The research grant of the Institut Universitaire de France made this translation possible. Jean Pavlevsky at Economica and Claire Jarvis at Ashgate were very helpful in completing the publishing process. The caricature on the cover is reproduced with the authorisation of Plantu and the assistance of Chantal Meyer. I thank both of them for their kind help. I am grateful to Steven Maynard-Moody who kindly accepted to write a thought-provoking and very useful foreword. Joseph Carew, Emilie Courtin, Cristina Fernandez, Jay Rowell, Jane Stenhouse, Jesse David Tatum and my sons Antonin and Lo all contributed to this English version in different ways. But above all I want to thank Jean-Yves Bart, with whom I have had so many interesting conversations during these months of cooperation and not only on linguistic issues for his great translation work.

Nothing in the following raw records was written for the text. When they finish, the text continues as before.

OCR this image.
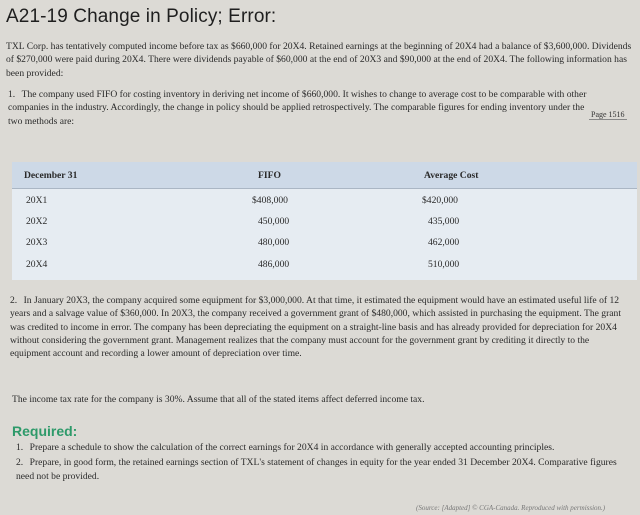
A21-19 Change in Policy; Error:
TXL Corp. has tentatively computed income before tax as $660,000 for 20X4. Retained earnings at the beginning of 20X4 had a balance of $3,600,000. Dividends of $270,000 were paid during 20X4. There were dividends payable of $60,000 at the end of 20X3 and $90,000 at the end of 20X4. The following information has been provided:
1. The company used FIFO for costing inventory in deriving net income of $660,000. It wishes to change to average cost to be comparable with other companies in the industry. Accordingly, the change in policy should be applied retrospectively. The comparable figures for ending inventory under the two methods are:
Page 1516
December 31	FIFO	Average Cost
20X1	$408,000	$420,000
20X2	450,000	435,000
20X3	480,000	462,000
20X4	486,000	510,000
2. In January 20X3, the company acquired some equipment for $3,000,000. At that time, it estimated the equipment would have an estimated useful life of 12 years and a salvage value of $360,000. In 20X3, the company received a government grant of $480,000, which assisted in purchasing the equipment. The grant was credited to income in error. The company has been depreciating the equipment on a straight-line basis and has already provided for depreciation for 20X4 without considering the government grant. Management realizes that the company must account for the government grant by crediting it directly to the equipment account and recording a lower amount of depreciation over time.
The income tax rate for the company is 30%. Assume that all of the stated items affect deferred income tax.
Required:
1. Prepare a schedule to show the calculation of the correct earnings for 20X4 in accordance with generally accepted accounting principles.
2. Prepare, in good form, the retained earnings section of TXL's statement of changes in equity for the year ended 31 December 20X4. Comparative figures need not be provided.
(Source: [Adapted] © CGA-Canada. Reproduced with permission.)
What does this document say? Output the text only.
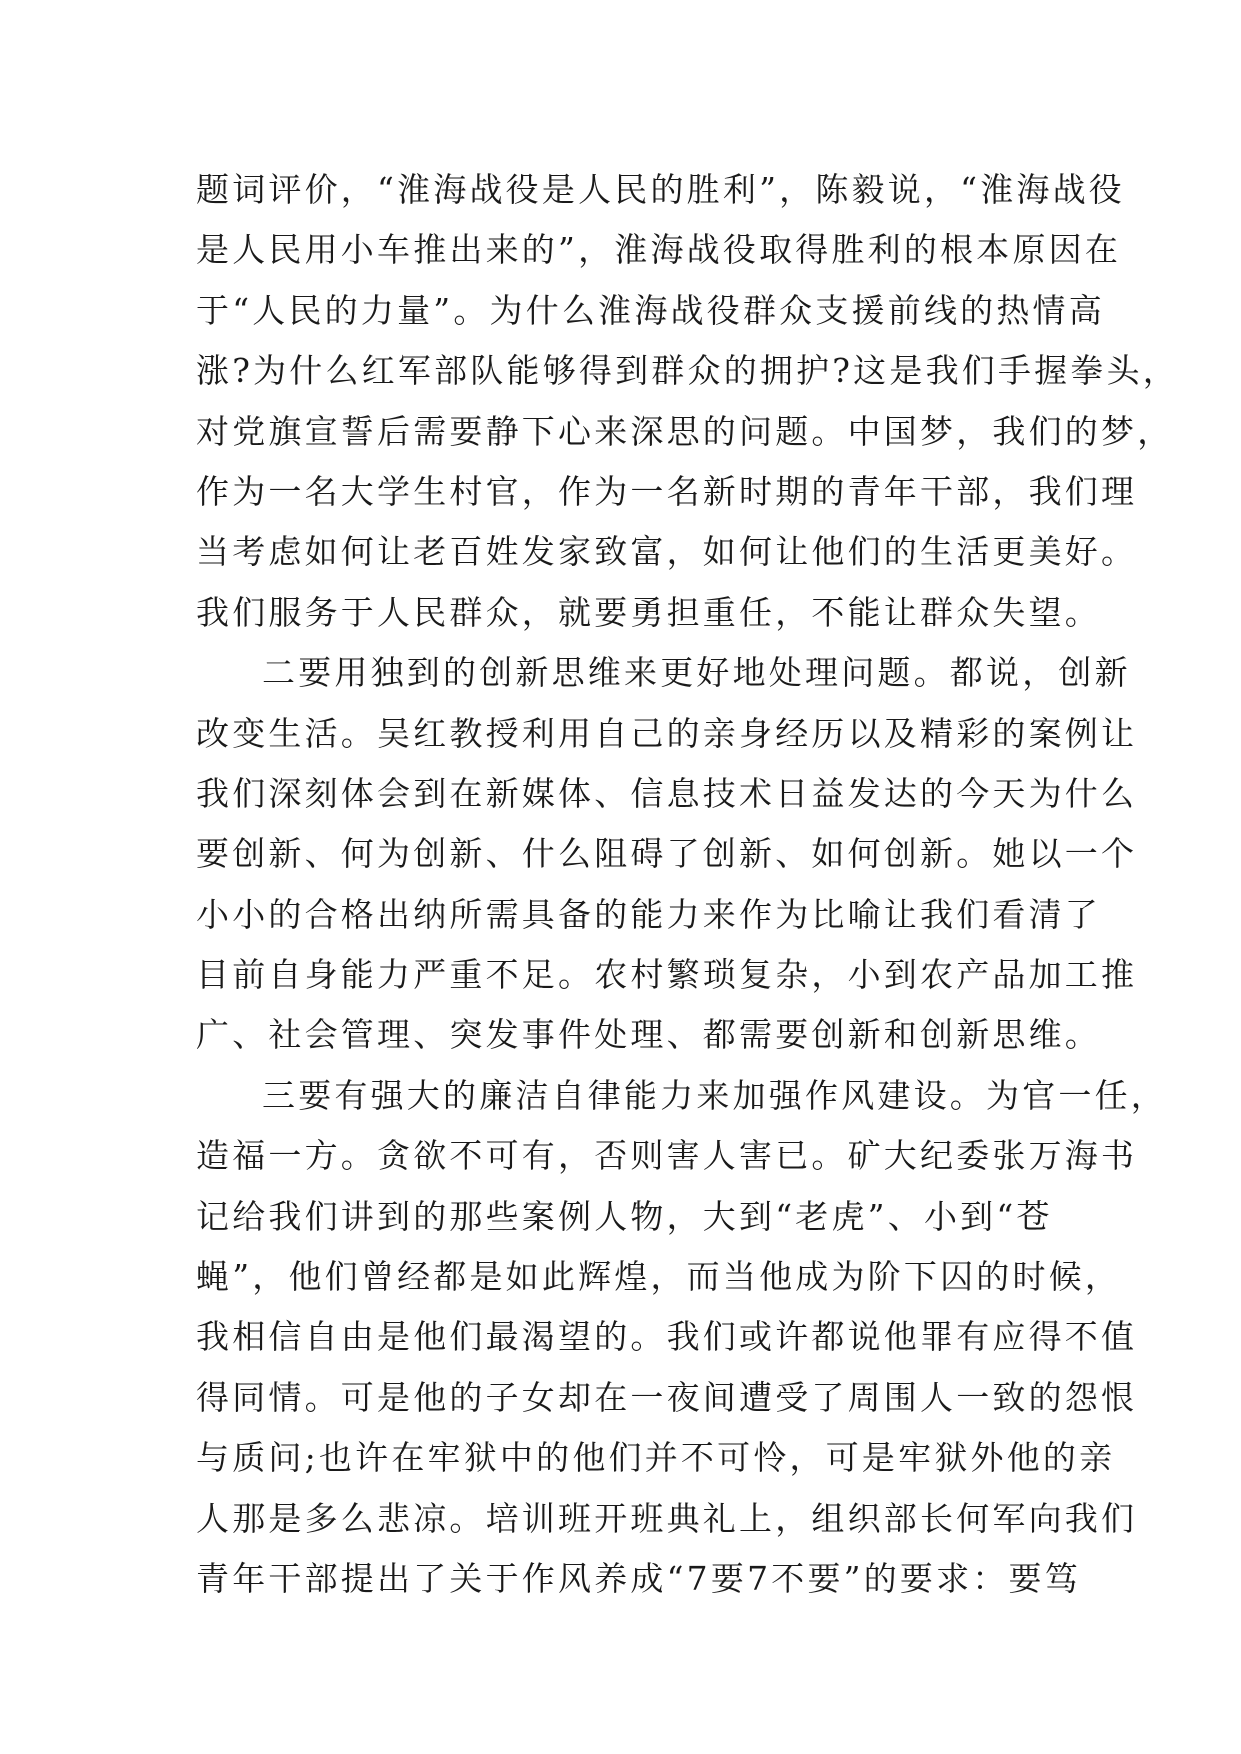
题词评价，“淮海战役是人民的胜利”，陈毅说，“淮海战役
是人民用小车推出来的”，淮海战役取得胜利的根本原因在
于“人民的力量”。为什么淮海战役群众支援前线的热情高
涨?为什么红军部队能够得到群众的拥护?这是我们手握拳头，
对党旗宣誓后需要静下心来深思的问题。中国梦，我们的梦，
作为一名大学生村官，作为一名新时期的青年干部，我们理
当考虑如何让老百姓发家致富，如何让他们的生活更美好。
我们服务于人民群众，就要勇担重任，不能让群众失望。
二要用独到的创新思维来更好地处理问题。都说，创新
改变生活。吴红教授利用自己的亲身经历以及精彩的案例让
我们深刻体会到在新媒体、信息技术日益发达的今天为什么
要创新、何为创新、什么阻碍了创新、如何创新。她以一个
小小的合格出纳所需具备的能力来作为比喻让我们看清了
目前自身能力严重不足。农村繁琐复杂，小到农产品加工推
广、社会管理、突发事件处理、都需要创新和创新思维。
三要有强大的廉洁自律能力来加强作风建设。为官一任，
造福一方。贪欲不可有，否则害人害已。矿大纪委张万海书
记给我们讲到的那些案例人物，大到“老虎”、小到“苍
蝇”，他们曾经都是如此辉煌，而当他成为阶下囚的时候，
我相信自由是他们最渴望的。我们或许都说他罪有应得不值
得同情。可是他的子女却在一夜间遭受了周围人一致的怨恨
与质问;也许在牢狱中的他们并不可怜，可是牢狱外他的亲
人那是多么悲凉。培训班开班典礼上，组织部长何军向我们
青年干部提出了关于作风养成“7要7不要”的要求：要笃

This book is dedicated to the memory of Jacques Lagroye, deceased on 1 March 2009, who will remain with me, as for many French colleagues, an inspiration, both for his professional and human qualities.
Foreword
Steven Maynard-Moody
For those of us whose college French is long forgotten (and was never good enough), this English translation of Vincent Dubois book, La Vie au Guichet: Relations Bureaucratiques et Traitement de la Misre, is a welcome addition to our libraries and discourse. Dubois examines issues central to current English-language scholarship street-level bureaucracy theory, policy implementation, welfare reform and the administrative state yet retains a distinctive French and European voice.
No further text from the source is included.